One is drawn to the televised images. The cynics will say: another proof that we are all voyeurs! It goes without saying that the media will appeal to the worst instincts, but the impact of the tragedy cannot be primarily attributed to the baser motives. People are genuinely saddened by lives cut short and families devastated.

An Associated Press reporter interviewed a bystander: “Jean-Claude Ramathon raced to a small hotel in a wheat field to help frantic guests trapped in the flaming rubble of an Air France Concorde. Telling his story hours later, his hands still trembled. ‘We ran up and got up to two meters away from the hotel but had to stop because of the smoke,' Ramathon said Tuesday. He is 39, a workman in blue overalls, but he said little about himself before hurrying away.”

Residents of Gonesse spoke too of the pilot, who they are convinced steered the plane away from the center of the town, perhaps saving hundreds of lives. “The pilot knew what was going on. He was a pilot who saved the lives of the people of Gonesse,” said the manager of a Shell station, Madame Turpin.

The tragedy brings out the best in people. For an instant, human beings act like human beings, not economic units. There is a sense of solidarity with the doomed passengers; many of us also fly.
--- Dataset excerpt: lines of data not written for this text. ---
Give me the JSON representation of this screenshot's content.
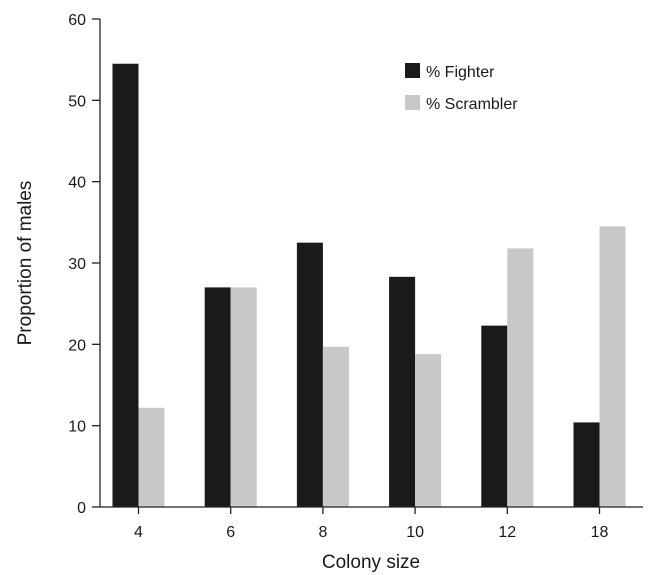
{
  "chart_data": {
    "type": "bar",
    "xlabel": "Colony size",
    "ylabel": "Proportion of males",
    "categories": [
      "4",
      "6",
      "8",
      "10",
      "12",
      "18"
    ],
    "ylim": [
      0,
      60
    ],
    "yticks": [
      0,
      10,
      20,
      30,
      40,
      50,
      60
    ],
    "grid": false,
    "legend_position": "top-right",
    "series": [
      {
        "name": "% Fighter",
        "color": "#1a1a1a",
        "values": [
          54.5,
          27,
          32.5,
          28.3,
          22.3,
          10.4
        ]
      },
      {
        "name": "% Scrambler",
        "color": "#c8c8c8",
        "values": [
          12.2,
          27,
          19.7,
          18.8,
          31.8,
          34.5
        ]
      }
    ]
  }
}
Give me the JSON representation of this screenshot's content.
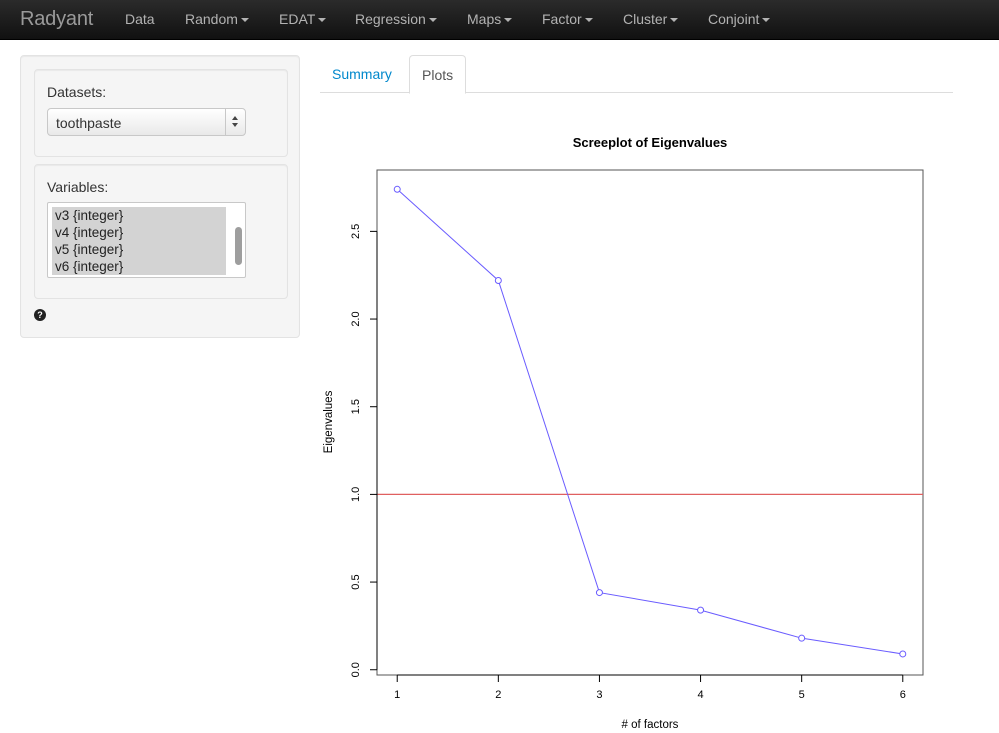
{
  "navbar": {
    "brand": "Radyant",
    "items": [
      {
        "label": "Data",
        "dropdown": false
      },
      {
        "label": "Random",
        "dropdown": true
      },
      {
        "label": "EDAT",
        "dropdown": true
      },
      {
        "label": "Regression",
        "dropdown": true
      },
      {
        "label": "Maps",
        "dropdown": true
      },
      {
        "label": "Factor",
        "dropdown": true
      },
      {
        "label": "Cluster",
        "dropdown": true
      },
      {
        "label": "Conjoint",
        "dropdown": true
      }
    ]
  },
  "sidebar": {
    "datasets_label": "Datasets:",
    "dataset_selected": "toothpaste",
    "variables_label": "Variables:",
    "variables": [
      "v3 {integer}",
      "v4 {integer}",
      "v5 {integer}",
      "v6 {integer}"
    ],
    "help_icon": "question-circle-icon",
    "help_glyph": "?"
  },
  "tabs": [
    {
      "label": "Summary",
      "active": false
    },
    {
      "label": "Plots",
      "active": true
    }
  ],
  "chart_data": {
    "type": "line",
    "title": "Screeplot of Eigenvalues",
    "xlabel": "# of factors",
    "ylabel": "Eigenvalues",
    "x": [
      1,
      2,
      3,
      4,
      5,
      6
    ],
    "series": [
      {
        "values": [
          2.74,
          2.22,
          0.44,
          0.34,
          0.18,
          0.09
        ],
        "color": "#6a5cff",
        "marker": "open-circle"
      }
    ],
    "reference_line": {
      "y": 1.0,
      "color": "#e06060"
    },
    "xticks": [
      "1",
      "2",
      "3",
      "4",
      "5",
      "6"
    ],
    "yticks": [
      "0.0",
      "0.5",
      "1.0",
      "1.5",
      "2.0",
      "2.5"
    ],
    "xlim": [
      0.8,
      6.2
    ],
    "ylim": [
      -0.03,
      2.85
    ],
    "grid": false,
    "legend": "none"
  }
}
There is a common grief, a sentiment that rarely finds widespread expression. This is a moment when empathy finds an outlet.

Life returns to normal for the rest of us, and the images fade. Airplanes roar overhead and no one thinks twice about it. How can that empathy for others, which for a moment found an outlet, become a more common feature of daily life? We need to remind ourselves that no less terrible than the deaths of these 113 people is the fate of thousands each day who die, not only in accidents resulting from appalling social conditions—in India, the Philippines, Indonesia—but from preventable conditions like starvation, disease, war and the eruption of butchery.

There is a need for elementary empathy and concern for others to be widened, and elevated by a scientific insight into the underlying causes of so much of humanity's distress. That would represent a true leap in consciousness. Is that too much to hope for?